Same here. In a well-defined problem with examples and guidance, an LLM is basically a junior coder. It can pattern-match with supervision, and do it fairly well. “Good enough” for most solutions. Python is my primary language these days, and I would completely consider using an LLM to make a filter for me. I’d even turn it loose on Lua, of which I have a reading understanding.
For creative writing content and Scrivener projects, LLMs are kept away with the proverbial ten-foot pole. For professional code where the industry is in a “use or perish” state, for sure.
The key difference is that you don’t need the “A.I.” and you understand its limitations, when it goes off the rails and why, and how to get it back on track or take over. If a pilot engages the autopilot, that’s not a concern. If the pilot gets replaced by a random passenger using the autopilot… well.
You can’t run Python inside Scrivener. In this case, you can use Python scripts to work on your projects, exporting or syncing drafts to external folders.
Since Scrivener will automatically update changes, and your script can read or modify text files there. In my opinion, this is the easiest way to combine these two processes without breaking anything.
It all depends on the use case and skill set: a good engineer knows how to ask the right questions and catch the errors an LLM may generate. In that case, LLMs (Copilot, for example) are incredibly powerful and can be really useful for rapidly prototyping solutions (or suggesting development steps if not using in Agented mode).
If you are an inexperienced engineer, stay well clear of LLMs. They will easily lead you down a path that is either super-insecure or doesn’t work. Worse still, it might give you false confidence.
I use Copilot a fair bit at work for code completion and rapid prototypes, but I’ve been building web apps/things since the web was a thing ('92-ish) and know software architecture & various languages inside out. Even then, I am very cautious of the code it suggests.
Scrivener doesn’t have a direct Python API. So it’s best to work with files in your project folder or use plain text synchronization with an external folder. If your scripts read or generate text files, this is the easiest way to integrate Python into your workflow.
One thing I was thinking of was a way to bulk-import OPML files into my draft folder, so they become my chapters and scenes. At the moment, I have to do this manually.

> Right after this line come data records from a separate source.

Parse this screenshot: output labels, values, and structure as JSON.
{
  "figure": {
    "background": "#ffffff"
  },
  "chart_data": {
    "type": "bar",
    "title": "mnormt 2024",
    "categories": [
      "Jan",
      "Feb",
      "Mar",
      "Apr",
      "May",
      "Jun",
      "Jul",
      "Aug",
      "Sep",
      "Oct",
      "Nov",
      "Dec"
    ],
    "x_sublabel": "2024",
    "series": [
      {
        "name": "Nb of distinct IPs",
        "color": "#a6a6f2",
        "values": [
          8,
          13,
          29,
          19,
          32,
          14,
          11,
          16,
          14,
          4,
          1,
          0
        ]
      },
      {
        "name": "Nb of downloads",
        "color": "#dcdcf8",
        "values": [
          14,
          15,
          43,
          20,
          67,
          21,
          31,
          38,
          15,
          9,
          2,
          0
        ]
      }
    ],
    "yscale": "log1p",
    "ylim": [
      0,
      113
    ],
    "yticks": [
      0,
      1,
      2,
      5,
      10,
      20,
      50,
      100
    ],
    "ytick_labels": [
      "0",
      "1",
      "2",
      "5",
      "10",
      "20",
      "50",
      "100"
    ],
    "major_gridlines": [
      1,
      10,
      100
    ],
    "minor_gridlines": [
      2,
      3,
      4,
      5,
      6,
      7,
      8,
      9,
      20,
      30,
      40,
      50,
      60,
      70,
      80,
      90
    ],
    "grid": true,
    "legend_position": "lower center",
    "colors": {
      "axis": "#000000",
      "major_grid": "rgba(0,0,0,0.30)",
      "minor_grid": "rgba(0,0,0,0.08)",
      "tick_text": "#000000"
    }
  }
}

Let’s see…most of these are for Obsidian, but for Scrivener fix_em_dashes.py fixed a bunch of em dashes that were messed up. I think I caused that with a Scrivener search and replace, where em dashes were --- but I needed them to be —. The script fixed them in the .md files in the Sync folder. I synced them back to Scrivener and the problem was solved.
I’ve had occasional things like that and wrote scripts to solve, then deleted the scripts.
The “compile_manuscript.py” is an interesting one, though it’s for Obsidian. It takes my novel’s chapters and scenes and puts them into a nice Word file, complete with chapter numbers and scene names.
UPDATE: I had given the wrong link to the other discussion. Also, the script I mentioned that compiles to a Word file is for Obsidian, not Scrivener. These errors are now corrected. Sorry about that.
I see I made a mistake, though. My script is to compile individual chapter and scene files in Obsidian to a Word document file, not Scrivener as I had written. (I’ve fixed that in my post.) Is your script for compiling from Scrivener somehow?
I compile a TXT from Scrivener (and inject some custom metadata using compile). Script 1 (Codex) creates a JSON from that, and Script 2 (Liber) creates a markdown from the JSON that I can use elsewhere. It’s mostly for outline automation.
I built an alternate compiler called Squarto in Python. So I write entirely in Scrivener. Then Squarto will process all the files to generate the folder/file structure for a Quarto Book project, automatically running Quarto/pamdoc to build the book in HTML, Word, PDF, etc. The exported files are committed to version control (git).
I have a thread for this project, but it’s terribly outdated. I’ll see if I can update with some screenshots soon.